While OpenAI argued that ChatGPT is a tool, not a speaker, the case brings up complex questions: Who is liable when AI spreads false information? Where do Section 230 protections end? And how can companies prevent reputational harm from outputs they didn't manually create?

The answers may define how U.S. defamation law evolves in the age of AI.

AI Trade Secrets Theft Through "Prompt Injection"

Another first-of-its-kind lawsuit involves prompt injection; a technique used to manipulate AI systems into revealing hidden instructions or data. In 2024, OpenEvidence Inc., a medical AI startup, sued competitor Pathway Medical Inc., alleging that the company used fake credentials to access its platform and then deployed prompt injection attacks to extract proprietary system prompts.

At the heart of the case is whether prompt engineering tactics, normally used for testing or research can constitute trade secrets theft under the Defend Trade Secrets Act.

This lawsuit raises a bigger issue: Can the hidden architecture behind an AI tool, such as system prompts, decision trees, or fine-tuned datasets qualify for legal protection? And if so, how can companies safeguard that information in an environment where adversarial prompts can coax it out?
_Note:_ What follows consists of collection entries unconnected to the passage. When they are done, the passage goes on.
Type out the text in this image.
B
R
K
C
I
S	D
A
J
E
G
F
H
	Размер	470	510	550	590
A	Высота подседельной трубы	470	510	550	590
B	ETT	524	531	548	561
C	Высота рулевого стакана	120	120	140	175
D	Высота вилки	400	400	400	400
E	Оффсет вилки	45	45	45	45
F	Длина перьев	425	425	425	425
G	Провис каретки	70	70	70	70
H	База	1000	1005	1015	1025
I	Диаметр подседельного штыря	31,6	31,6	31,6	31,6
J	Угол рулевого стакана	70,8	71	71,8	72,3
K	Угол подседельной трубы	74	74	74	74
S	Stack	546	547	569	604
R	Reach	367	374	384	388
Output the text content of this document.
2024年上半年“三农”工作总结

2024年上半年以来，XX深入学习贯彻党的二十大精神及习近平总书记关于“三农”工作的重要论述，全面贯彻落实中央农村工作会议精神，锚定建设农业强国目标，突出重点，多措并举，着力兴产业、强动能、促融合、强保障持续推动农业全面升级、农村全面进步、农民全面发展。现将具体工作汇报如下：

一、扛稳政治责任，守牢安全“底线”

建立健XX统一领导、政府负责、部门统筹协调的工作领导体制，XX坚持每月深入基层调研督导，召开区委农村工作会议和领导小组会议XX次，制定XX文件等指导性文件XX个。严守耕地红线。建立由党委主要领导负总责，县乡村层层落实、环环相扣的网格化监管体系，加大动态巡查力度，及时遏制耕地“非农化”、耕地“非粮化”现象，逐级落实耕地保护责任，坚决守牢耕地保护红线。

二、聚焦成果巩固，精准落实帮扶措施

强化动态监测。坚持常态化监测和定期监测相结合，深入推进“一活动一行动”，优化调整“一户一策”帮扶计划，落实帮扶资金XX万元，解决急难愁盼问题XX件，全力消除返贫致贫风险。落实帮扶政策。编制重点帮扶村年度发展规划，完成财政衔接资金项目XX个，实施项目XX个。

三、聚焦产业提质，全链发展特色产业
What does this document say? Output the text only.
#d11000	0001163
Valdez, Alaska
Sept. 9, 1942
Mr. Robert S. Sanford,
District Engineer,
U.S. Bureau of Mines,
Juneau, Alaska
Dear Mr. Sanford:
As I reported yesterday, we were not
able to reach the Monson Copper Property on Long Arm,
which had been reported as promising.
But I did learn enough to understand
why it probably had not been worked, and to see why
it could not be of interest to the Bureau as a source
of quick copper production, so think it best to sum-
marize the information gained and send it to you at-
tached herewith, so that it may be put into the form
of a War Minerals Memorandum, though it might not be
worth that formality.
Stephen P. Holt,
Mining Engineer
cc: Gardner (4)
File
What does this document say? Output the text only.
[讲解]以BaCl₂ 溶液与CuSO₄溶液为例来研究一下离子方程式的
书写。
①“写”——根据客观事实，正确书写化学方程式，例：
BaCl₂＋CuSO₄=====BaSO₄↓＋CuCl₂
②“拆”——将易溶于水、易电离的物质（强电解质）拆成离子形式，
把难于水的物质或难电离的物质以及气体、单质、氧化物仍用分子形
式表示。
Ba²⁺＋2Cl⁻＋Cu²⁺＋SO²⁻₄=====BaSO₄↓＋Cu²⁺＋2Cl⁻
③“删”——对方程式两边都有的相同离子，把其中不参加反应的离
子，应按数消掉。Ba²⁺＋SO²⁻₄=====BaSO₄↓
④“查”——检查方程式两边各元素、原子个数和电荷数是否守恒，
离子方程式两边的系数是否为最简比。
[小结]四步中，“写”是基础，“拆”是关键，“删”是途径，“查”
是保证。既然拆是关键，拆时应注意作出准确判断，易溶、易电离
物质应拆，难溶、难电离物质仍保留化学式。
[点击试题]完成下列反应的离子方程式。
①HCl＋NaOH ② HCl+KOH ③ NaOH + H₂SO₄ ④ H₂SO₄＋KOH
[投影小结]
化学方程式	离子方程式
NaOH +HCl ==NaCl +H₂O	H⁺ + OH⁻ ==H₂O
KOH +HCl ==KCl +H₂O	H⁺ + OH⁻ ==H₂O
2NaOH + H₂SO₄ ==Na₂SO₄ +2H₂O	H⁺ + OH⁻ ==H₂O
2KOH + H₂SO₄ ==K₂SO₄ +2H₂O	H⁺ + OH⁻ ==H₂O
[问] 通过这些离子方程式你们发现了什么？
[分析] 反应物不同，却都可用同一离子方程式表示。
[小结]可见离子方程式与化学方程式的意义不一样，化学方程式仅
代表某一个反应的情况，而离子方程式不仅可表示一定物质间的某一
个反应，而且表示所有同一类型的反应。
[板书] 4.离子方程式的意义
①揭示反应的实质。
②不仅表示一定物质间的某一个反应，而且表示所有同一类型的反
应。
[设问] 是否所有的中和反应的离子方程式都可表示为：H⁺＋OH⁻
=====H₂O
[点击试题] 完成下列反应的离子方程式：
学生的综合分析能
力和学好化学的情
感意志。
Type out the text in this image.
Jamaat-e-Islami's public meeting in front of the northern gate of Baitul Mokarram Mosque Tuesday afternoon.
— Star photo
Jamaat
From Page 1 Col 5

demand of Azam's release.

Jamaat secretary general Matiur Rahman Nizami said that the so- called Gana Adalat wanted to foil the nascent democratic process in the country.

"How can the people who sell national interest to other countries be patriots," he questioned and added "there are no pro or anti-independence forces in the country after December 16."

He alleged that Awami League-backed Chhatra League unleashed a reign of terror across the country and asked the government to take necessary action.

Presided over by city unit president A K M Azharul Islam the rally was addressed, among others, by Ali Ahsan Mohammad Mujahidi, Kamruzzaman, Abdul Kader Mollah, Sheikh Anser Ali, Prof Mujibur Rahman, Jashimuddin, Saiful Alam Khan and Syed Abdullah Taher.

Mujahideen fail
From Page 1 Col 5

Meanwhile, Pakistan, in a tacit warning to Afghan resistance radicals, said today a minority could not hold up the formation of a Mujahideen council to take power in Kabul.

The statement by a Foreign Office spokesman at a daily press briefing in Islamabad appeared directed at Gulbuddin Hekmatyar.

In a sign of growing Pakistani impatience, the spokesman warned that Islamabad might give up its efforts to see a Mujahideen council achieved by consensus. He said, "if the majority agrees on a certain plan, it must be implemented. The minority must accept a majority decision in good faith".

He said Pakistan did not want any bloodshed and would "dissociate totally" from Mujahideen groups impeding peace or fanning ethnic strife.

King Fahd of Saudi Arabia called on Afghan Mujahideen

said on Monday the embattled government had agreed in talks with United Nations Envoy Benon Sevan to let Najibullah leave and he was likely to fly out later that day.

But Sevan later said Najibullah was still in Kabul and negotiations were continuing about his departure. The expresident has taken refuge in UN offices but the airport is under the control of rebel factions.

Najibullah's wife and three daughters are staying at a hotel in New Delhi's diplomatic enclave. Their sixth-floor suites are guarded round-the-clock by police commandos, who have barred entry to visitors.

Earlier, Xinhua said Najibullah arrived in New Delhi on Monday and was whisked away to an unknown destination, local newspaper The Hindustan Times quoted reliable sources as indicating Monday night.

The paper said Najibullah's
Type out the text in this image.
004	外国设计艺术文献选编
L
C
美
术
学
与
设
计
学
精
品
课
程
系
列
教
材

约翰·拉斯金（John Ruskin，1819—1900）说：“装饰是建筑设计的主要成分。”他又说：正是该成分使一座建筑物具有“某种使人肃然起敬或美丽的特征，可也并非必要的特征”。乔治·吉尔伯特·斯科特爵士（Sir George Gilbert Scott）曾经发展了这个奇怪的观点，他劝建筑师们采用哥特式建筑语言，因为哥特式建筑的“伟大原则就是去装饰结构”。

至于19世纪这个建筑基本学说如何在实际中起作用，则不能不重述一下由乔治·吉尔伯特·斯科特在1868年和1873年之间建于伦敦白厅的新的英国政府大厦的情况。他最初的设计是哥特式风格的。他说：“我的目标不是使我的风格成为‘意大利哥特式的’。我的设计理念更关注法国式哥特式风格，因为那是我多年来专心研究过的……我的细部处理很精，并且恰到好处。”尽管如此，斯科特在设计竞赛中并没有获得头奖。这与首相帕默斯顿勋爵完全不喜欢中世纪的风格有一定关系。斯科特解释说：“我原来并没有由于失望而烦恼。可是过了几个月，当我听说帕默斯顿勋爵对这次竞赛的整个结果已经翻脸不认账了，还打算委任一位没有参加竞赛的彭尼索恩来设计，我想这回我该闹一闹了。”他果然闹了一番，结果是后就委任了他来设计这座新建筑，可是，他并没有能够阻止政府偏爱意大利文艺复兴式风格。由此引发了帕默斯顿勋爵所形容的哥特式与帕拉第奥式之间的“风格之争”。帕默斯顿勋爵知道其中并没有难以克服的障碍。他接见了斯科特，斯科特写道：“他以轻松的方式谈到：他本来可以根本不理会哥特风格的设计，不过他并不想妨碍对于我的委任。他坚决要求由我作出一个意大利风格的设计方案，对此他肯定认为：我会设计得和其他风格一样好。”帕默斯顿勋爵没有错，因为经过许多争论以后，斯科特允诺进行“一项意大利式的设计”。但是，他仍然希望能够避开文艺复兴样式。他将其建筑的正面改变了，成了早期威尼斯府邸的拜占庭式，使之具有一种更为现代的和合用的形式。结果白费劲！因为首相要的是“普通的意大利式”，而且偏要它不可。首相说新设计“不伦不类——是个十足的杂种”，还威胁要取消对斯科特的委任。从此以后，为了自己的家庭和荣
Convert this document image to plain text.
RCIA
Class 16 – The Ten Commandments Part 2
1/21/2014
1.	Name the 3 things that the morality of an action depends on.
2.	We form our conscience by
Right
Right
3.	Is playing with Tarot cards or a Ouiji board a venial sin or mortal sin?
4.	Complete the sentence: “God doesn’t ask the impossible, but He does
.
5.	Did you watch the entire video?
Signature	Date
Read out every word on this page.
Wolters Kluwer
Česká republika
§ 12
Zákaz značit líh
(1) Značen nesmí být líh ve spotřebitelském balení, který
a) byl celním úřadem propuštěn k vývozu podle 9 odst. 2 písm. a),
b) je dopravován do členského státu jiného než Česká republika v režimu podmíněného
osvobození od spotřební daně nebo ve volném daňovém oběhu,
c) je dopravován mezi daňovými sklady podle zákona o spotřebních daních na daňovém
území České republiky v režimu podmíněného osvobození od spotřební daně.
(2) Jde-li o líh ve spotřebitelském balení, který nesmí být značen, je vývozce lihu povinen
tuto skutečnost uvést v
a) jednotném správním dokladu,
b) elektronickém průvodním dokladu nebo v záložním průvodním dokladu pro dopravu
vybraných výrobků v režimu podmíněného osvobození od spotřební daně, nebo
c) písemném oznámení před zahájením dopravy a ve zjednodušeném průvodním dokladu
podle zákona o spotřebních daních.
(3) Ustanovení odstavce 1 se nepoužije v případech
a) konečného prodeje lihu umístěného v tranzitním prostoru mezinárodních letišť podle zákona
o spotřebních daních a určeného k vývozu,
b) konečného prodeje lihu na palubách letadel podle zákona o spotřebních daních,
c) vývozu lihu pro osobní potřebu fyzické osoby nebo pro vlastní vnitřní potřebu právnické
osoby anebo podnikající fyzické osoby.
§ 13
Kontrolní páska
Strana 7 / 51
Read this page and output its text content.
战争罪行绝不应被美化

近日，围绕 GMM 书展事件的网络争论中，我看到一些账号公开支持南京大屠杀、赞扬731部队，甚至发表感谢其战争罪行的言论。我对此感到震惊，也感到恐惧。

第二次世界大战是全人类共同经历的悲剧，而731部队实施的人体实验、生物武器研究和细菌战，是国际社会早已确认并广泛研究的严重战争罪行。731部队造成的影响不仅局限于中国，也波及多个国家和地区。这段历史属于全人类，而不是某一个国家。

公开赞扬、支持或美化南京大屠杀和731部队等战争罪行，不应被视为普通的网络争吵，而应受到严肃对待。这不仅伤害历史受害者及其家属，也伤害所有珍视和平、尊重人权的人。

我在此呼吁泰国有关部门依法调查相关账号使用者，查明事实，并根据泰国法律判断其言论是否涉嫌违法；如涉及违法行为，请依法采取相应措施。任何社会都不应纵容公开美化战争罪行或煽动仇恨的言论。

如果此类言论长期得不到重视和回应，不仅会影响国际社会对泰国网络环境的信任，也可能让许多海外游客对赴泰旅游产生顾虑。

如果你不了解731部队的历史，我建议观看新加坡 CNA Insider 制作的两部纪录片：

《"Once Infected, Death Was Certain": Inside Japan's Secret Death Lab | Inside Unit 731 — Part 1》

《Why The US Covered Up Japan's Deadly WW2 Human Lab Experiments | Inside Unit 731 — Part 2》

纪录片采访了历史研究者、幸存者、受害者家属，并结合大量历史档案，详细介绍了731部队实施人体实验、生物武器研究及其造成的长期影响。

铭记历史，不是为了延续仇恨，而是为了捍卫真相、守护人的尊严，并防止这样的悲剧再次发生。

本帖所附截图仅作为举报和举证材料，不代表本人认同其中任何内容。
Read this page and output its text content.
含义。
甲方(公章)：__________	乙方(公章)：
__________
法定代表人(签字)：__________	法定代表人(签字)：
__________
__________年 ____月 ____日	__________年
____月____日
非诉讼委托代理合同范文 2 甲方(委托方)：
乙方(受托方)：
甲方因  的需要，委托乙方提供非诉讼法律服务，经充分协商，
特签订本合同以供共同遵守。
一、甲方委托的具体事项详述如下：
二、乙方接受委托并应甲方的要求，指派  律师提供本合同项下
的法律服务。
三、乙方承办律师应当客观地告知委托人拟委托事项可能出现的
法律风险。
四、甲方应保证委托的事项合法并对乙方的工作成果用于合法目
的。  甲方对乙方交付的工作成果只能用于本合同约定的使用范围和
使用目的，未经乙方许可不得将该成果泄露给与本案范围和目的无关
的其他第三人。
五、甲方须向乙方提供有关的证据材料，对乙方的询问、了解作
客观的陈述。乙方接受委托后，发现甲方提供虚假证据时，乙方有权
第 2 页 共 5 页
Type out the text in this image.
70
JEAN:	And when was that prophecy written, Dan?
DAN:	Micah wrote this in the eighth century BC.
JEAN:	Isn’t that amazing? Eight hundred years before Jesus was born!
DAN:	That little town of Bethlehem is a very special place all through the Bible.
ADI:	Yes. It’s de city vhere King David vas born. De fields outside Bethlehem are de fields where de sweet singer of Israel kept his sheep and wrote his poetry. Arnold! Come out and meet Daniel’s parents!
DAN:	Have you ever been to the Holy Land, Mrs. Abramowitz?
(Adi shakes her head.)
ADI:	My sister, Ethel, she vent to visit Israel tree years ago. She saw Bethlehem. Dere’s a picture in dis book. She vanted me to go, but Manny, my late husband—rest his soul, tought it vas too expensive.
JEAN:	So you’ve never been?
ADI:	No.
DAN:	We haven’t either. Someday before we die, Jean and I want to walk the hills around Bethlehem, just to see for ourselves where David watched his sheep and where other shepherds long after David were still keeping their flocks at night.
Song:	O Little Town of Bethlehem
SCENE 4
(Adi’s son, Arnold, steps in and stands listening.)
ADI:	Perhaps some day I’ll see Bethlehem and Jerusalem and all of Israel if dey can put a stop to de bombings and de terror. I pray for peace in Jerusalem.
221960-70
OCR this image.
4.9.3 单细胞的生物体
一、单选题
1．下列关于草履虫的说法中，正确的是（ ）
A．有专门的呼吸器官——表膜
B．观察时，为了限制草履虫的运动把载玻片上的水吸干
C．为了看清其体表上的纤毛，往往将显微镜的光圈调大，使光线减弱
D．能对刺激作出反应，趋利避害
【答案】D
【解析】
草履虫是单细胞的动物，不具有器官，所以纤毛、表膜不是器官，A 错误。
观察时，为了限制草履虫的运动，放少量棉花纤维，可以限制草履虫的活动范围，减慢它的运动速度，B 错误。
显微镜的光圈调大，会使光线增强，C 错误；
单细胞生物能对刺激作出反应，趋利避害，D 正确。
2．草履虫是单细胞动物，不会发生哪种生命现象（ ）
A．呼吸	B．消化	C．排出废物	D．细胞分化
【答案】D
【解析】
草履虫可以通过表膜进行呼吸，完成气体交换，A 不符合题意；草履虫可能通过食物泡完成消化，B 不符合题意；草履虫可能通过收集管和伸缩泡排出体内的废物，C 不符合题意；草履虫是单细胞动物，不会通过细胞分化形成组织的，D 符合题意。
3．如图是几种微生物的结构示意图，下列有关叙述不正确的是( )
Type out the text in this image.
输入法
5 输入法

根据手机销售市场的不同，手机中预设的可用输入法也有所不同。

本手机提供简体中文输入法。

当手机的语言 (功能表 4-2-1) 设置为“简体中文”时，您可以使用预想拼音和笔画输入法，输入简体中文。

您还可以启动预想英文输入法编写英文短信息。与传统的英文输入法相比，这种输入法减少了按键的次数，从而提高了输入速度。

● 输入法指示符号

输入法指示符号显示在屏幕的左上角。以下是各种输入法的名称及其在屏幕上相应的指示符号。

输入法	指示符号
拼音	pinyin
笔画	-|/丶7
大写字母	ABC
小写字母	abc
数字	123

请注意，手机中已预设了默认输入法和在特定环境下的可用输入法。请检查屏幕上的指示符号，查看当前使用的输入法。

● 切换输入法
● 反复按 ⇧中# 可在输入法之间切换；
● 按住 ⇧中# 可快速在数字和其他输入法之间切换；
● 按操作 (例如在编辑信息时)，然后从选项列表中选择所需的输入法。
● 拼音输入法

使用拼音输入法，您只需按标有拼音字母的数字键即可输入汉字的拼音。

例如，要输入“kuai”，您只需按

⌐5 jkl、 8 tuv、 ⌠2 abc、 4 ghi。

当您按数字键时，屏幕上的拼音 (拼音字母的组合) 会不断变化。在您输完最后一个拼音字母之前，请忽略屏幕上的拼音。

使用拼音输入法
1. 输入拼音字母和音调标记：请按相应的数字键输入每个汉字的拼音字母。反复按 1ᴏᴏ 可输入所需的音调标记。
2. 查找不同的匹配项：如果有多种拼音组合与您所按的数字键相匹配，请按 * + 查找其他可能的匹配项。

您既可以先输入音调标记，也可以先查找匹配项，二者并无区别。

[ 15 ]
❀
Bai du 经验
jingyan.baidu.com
Courts haven't answered these questions yet, but AI companies would be wise to start preparing for them.

AI Lawsuits Are Evolving, And So Must Your Legal Strategy

As artificial intelligence continues to permeate nearly every industry, the legal system is rapidly adapting to meet new challenges. Privacy violations involving biometric data have already triggered billion-dollar settlements under state laws like Illinois' BIPA and Texas's CUBI. At the same time, lawsuits over algorithmic bias and discrimination are testing how civil rights laws apply when machines make the decisions. In high-stakes areas like healthcare and autonomous vehicles, AI misuse is raising hard questions about accountability, safety, and due process.

What's emerging is a broader, deeper category of AI litigation, one that goes beyond how models are trained to how they're used, misused, and weaponized. Claims like defamation from hallucinated outputs or trade secret theft via prompt injection aren't just legal curiosities, but early signs of where regulation and enforcement are heading. The companies that understand this shift now will be far better positioned to adapt, protect their products, and lead with trust.

If your team is building or deploying AI tools, this isn't the time to wait and see. It's time to assess your risk profile, review your data practices, and get serious about compliance before litigation knocks on your door.

The content of this article is intended to provide a general guide to the subject matter. Specialist advice should be sought about your specific circumstances.